3. Войне конец: заключение перемирия…
Иван Халецкий доставил Сигизмунду опасную грамоту, выданную Иваном, осенью 1569 г. К этому времени все необходимое для отправки великого королевского посольства в Москву было уже готово. Еще 1 августа 1569 г. (т. е. еще до возвращения Халецкого!) Сигизмунд подписал соответствующую «грамоту верющую»946, однако с отправкой посольства он не торопился. Почему? А.Л. Хорошкевич полагала, что, возможно, это было вызвано стремлением Сигизмунда дождаться более или менее точных сведений относительно исхода астраханского похода османов и крымцев947. Однако такое объяснение представляется маловероятным – то, что поход провалился и не привел ни к каким результатам (для османов), стало ясно уже к концу осени, а посольство тронулось в путь позднее. Более правдоподобным кажется иное объяснение: задержка с отправкой великих послов была обусловлена, скорее всего, трудностями пути в Москву по разоренной и опустошенной многолетней войной земле. К тому же не стоит забывать и про поветрие, которое продолжало бушевать и в Великом княжестве, и в Русском государстве. Наконец, в августе еще продолжал работать Люблинский сейм, доводя до конца начатое еще в начале года дело, – 3 августа был составлен соответствующий акт, согласно которому «Ифлянская земля» присоединялась к Речи Посполитой, а 11 августа в ответ на попытку литовцев вернуть отписанные ранее Польше Волынь, Подляшье и Киевщину в конституцию сейма был внесен дополнительный акт, подтверждавший передачу этих земель Короне948.
Так или иначе, но весть о том, что великое литовское посольство прибывает в Оршу, достигло Смоленска только 10 января 1570 г. Прошло еще две недели, и в Смоленске же было получено письмо от Филона Кмиты о том, что великие послы приехали в Оршу и готовы двинуться дальше. 30 января к смоленским воеводам было доставлено новое письмо оршанского старосты, которым он извещал их о времени прибытия послов на границы и сообщал подробный перечень-реестр посольской свиты.
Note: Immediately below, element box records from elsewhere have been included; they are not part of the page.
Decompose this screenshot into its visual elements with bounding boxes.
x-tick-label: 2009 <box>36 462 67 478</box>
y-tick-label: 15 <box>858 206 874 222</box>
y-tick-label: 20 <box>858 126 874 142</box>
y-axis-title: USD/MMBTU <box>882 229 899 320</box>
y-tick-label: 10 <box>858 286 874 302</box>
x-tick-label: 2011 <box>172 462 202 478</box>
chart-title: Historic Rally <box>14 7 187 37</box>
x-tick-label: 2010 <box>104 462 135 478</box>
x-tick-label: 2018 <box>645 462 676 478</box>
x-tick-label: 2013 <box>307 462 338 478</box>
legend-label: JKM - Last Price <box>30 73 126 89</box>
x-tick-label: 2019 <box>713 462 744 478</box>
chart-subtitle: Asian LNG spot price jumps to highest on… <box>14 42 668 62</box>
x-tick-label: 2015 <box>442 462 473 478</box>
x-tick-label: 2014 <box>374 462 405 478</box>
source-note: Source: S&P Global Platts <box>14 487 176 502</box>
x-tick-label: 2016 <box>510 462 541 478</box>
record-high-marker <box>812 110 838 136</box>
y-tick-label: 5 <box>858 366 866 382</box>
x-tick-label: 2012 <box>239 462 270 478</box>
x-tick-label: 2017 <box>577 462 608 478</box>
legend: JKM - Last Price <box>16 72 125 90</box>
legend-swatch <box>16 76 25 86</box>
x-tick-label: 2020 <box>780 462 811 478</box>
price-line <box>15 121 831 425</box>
Посольство действительно было великим не только по названию. С главою его Яном Скротошиным было его свиты 242 человека и 295 коней, с минским каштеляном Миколаем Талвошем ехала свита, состоявшая из 257 человек всякого звания и еще 300 коней. Свою свиту имели и другие великие послы, так что общая численность всего посольства составляла 718 человек и 900 коней, которых всех надо было накормить-напоить, предоставить кров и т. д.949 Одним словом, принимать великое посольство было весьма дорогостоящим и накладным для казны и земли, с которой сбирались и деньги, и провиант с фуражом для послов и их свиты, делом.
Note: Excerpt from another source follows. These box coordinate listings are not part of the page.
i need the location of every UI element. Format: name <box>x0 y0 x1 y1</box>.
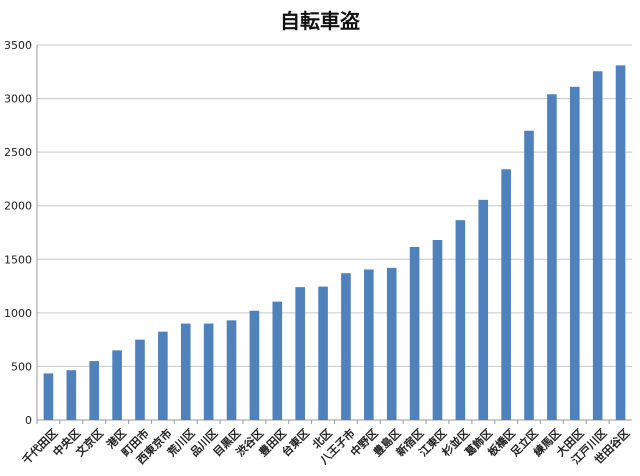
bar <box>66 370 77 420</box>
bar <box>386 267 397 420</box>
bar <box>295 287 305 420</box>
y-tick-label: 2500 <box>4 146 32 159</box>
bar <box>341 273 351 420</box>
x-axis-category-labels: 千代田区中央区文京区港区町田市西東京市荒川区品川区目黒区渋谷区豊田区台東区北区八… <box>19 426 632 468</box>
bar <box>272 301 283 420</box>
axes <box>36 45 632 424</box>
bar <box>249 310 260 420</box>
bar <box>569 86 580 420</box>
bar <box>501 169 511 420</box>
y-tick-label: 500 <box>11 360 32 373</box>
bar <box>547 94 557 420</box>
bars <box>43 65 626 421</box>
bar <box>203 323 214 420</box>
bar <box>158 331 168 420</box>
bar <box>112 350 122 420</box>
bar <box>318 286 328 420</box>
bar <box>615 65 626 421</box>
y-tick-label: 3500 <box>4 39 32 52</box>
chart-title: 自転車盗 <box>280 9 360 33</box>
y-tick-label: 2000 <box>4 200 32 213</box>
bar <box>432 240 443 420</box>
bar <box>455 220 466 420</box>
bar <box>409 246 420 420</box>
bar <box>524 130 534 420</box>
y-tick-label: 0 <box>25 414 32 427</box>
bar <box>226 320 237 420</box>
bar <box>592 71 603 420</box>
bar <box>364 269 374 420</box>
y-tick-label: 1500 <box>4 253 32 266</box>
bar <box>89 361 100 420</box>
bar <box>135 339 145 420</box>
y-tick-label: 1000 <box>4 307 32 320</box>
gridlines <box>37 44 632 421</box>
y-tick-label: 3000 <box>4 93 32 106</box>
bar <box>478 199 489 420</box>
bar <box>43 373 54 420</box>
y-axis-ticks: 0 500 1000 1500 2000 2500 3000 3500 <box>4 39 32 427</box>
bar <box>180 323 191 420</box>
Хлопотным было дело встречи столь большого посольства еще и потому, что при таком значительном числе сопровождавших послов лиц трудно было обеспечить порядок во время шествия их от литовско-русского рубежа к столице. В наказ приставам, которые встречали и сопровождали послов, не случайно были включены следующие слова: «Да и того им (приставам. – В. П.) беречи, чтоб литовские люди корму никакова ни у кого силно не имали и обиды от них крестьяном нигде никаковы не было», если же таковые обиды все же случатся, то приставам надлежало «послом о том говорити, чтоб людей своих велели унимати, в том бы себе нечти не чинили»950. Естественно, памятуя о том, что посол не только выполнял свои дипломатические функции, но был также и разведчиком-«шпегком» в неприятельском стане, в наказе приставам упоминалось также и об их обязанности всеми силами стремиться к тому, чтобы надежно изолировать послов и их людей от возможного общения с местными жителями951.